We caught up with the brilliant and insightful Cordell Winter a few weeks ago and have shared our conversation below.
Hi Cordell, thanks for joining us today. We’d love to hear the backstory behind a risk you’ve taken – whether big or small, walk us through what it was like and how it ultimately turned out.
My entire life has been a risk.
Whether it was living in a van, traveling to another country in search of a booking agency, sleeping in a car for a month while I was there, staying on random couches with people I had just met in the streets as they drove deep into a foreign wilderness, jumping off waterfalls in Tennessee many feet high without knowing how deep the water was, or—regarding your question—choosing a music career over a conventional life.
For me, even those actions were never simply about recklessness. They were a pursuit of poetry—a search for notes and lines from the ledges of the human spirit, a willingness to push into the unknown.
I have always carried an inseparable calling to want to help people awaken their lives. Obsessive in a way.
Music became that vessel.
The risks of chasing a career in music before seeing a rise in success have been homelessness, losing romantic relationships, sacrificing stability, walking away from financial security, and chasing an outcome that offers no guarantee of ever playing Madison Square Garden one day or having a safe life.
There have been many risks in my story I took to accomplish my dreams, one that comes to mind was recording my first album. At Universal House of Blues Studios in Berry Hill lived in my van in 40 degree weather in the winter and decided to camp outside the studio until they finally agreed to record me. I ended up living in that studio for a few years and was even given the key to the place haha!
There have been moments when I sat in the private recording studios of well-known artists, listening as they told me my songs weren’t good enough, only to watch them later collapse drunk and high while I sat there hoping for their acceptance. Years later, those same songs carried me across Europe and the U.K., to stages like the Sturgis Buffalo Chip and other festivals, allowing me to play music around the world. More importantly, they helped me earn the respect I was searching for all along.
There is risk in every tour—the battle to sell tickets, the pressure to make every show work, the responsibility of keeping the machine moving. There is risk every year in meeting expectations and continuing to compete in an industry that offers no guarantees.
But I believe all of those risks matter.
I believe they will become proof for some young kid one day that’s contemplating his dreams that a life can exist beyond conformity—that whatever voice calls an individual toward their purpose is worth listening to.
For me, that kind of freedom has value. Whether in this life or beyond it, I believe it is something worth living for.


Cordell, love having you share your insights with us. Before we ask you more questions, maybe you can take a moment to introduce yourself to our readers who might have missed our earlier conversations?
An Article written on Musician/ Poet
Cordell Winter – Written by: Lauren Leitner
The Man Who Refused the Cage: The Unsung Story of Cordell Winter
History tends to celebrate those who build empires, accumulate wealth, and leave monuments behind.
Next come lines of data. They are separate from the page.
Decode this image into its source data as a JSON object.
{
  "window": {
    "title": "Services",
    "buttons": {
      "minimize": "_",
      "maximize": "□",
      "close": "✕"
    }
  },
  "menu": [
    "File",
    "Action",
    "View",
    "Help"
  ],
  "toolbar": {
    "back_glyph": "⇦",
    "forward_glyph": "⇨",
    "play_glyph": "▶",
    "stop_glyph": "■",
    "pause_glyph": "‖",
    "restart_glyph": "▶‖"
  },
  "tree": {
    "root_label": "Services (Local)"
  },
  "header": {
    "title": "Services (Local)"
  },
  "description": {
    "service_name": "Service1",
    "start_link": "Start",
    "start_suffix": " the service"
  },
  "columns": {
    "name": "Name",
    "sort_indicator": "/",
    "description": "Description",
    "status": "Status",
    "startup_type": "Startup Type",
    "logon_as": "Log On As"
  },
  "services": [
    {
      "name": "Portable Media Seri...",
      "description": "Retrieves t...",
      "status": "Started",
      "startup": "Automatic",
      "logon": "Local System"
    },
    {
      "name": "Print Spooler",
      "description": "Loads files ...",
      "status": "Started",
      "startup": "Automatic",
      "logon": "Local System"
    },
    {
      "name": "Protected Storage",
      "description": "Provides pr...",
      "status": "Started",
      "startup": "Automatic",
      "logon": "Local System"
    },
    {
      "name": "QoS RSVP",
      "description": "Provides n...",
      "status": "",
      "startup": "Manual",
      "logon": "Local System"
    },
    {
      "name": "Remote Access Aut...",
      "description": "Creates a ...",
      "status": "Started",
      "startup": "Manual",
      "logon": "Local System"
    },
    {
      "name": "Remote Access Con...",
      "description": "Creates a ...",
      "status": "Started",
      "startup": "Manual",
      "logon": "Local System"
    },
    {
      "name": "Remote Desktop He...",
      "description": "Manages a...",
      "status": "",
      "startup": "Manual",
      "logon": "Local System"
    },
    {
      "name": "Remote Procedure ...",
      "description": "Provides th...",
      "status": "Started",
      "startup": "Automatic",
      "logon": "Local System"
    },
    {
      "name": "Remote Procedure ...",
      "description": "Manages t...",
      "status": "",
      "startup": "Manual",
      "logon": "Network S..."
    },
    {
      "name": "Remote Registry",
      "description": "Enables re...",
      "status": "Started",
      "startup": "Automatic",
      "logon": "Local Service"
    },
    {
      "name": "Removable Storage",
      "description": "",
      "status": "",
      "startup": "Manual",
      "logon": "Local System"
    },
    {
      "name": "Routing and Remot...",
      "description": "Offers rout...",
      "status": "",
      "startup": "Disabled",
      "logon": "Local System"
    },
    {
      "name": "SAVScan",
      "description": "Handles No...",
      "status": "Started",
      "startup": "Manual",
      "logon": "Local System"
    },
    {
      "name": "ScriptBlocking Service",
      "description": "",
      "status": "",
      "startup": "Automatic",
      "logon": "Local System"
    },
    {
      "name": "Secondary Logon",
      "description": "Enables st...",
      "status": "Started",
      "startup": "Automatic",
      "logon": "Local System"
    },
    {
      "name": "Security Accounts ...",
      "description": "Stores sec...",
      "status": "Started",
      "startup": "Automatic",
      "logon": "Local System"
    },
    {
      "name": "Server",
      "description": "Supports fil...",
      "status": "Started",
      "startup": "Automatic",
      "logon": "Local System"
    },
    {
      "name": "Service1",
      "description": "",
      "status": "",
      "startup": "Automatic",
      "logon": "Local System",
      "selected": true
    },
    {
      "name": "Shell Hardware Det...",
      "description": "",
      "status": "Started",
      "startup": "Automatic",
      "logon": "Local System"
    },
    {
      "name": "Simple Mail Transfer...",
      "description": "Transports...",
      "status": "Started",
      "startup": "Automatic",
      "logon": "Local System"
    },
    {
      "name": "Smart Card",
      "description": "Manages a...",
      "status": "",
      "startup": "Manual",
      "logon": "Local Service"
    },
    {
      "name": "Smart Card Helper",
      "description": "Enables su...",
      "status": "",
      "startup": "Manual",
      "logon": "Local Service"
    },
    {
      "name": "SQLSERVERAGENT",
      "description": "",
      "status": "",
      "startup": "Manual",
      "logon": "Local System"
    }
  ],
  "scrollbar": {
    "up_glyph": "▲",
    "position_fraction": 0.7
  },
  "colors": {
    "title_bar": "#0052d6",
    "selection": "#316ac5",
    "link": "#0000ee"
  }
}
It rarely remembers those who spend their lives asking a far more dangerous question:
“What if none of this is really freedom?”
In this story, there is a man named Cordell Winter who challenged everyone around him to consider that possibility.
To some, he was reckless. To others, irresponsible. Yet to the people whose lives he touched, Cordell represented something increasingly rare in the modern world: a person willing to live exactly as he believed.
He rejected the conventional path laid before him. Status, careers, possessions, and social expectations held little interest. Instead, he devoted himself to experience—to chasing music, poetry and adventure across oceans, living in the present, and searching for moments that made him feel undeniably alive.
What made Cordell remarkable wasn’t his love of adventure. Many people seek thrills. What set him apart was his refusal to separate his philosophy from his actions. He didn’t merely talk about freedom; he organized his entire existence around it.
Those who knew him describe a magnetic figure. He possessed the unusual ability to make strangers question the assumptions governing their own lives. In his presence, ordinary routines suddenly seemed less certain. The endless pursuit of more money, more approval, and more security appeared less convincing.
Cordell believed fear was the greatest prison ever created. Fear of failure. Fear of judgment. Fear of stepping beyond the boundaries society draws around acceptable lives.
His answer was simple: confront it.
Whether standing before the music industry or difficult truths, he encouraged others to discover what remained after fear had been stripped away.
Critics argued that his philosophy was naïve. Perhaps it was. Freedom has always appeared dangerous to those who value control. Yet even his critics acknowledged that Winter possessed something many successful people spend entire lifetimes searching for: authenticity.
He was not trying to become someone. He already was.
In an age increasingly defined by distraction, consumption, and conformity, Winter’s greatest contribution may have been reminding people that life is not measured by what we own but by what we experience.
He left questions.
What does it mean to truly live?
How much of our lives are shaped by expectations we never chose?
And what would we become if we were brave enough to let go?
The world may never place Winter among its celebrated heroes. Yet for countless dreamers, wanderers, artists, and seekers who have felt confined by invisible walls, his message continues to echo:
The biggest risk is not losing everything.
The biggest risk is never discovering who you are beyond the cage.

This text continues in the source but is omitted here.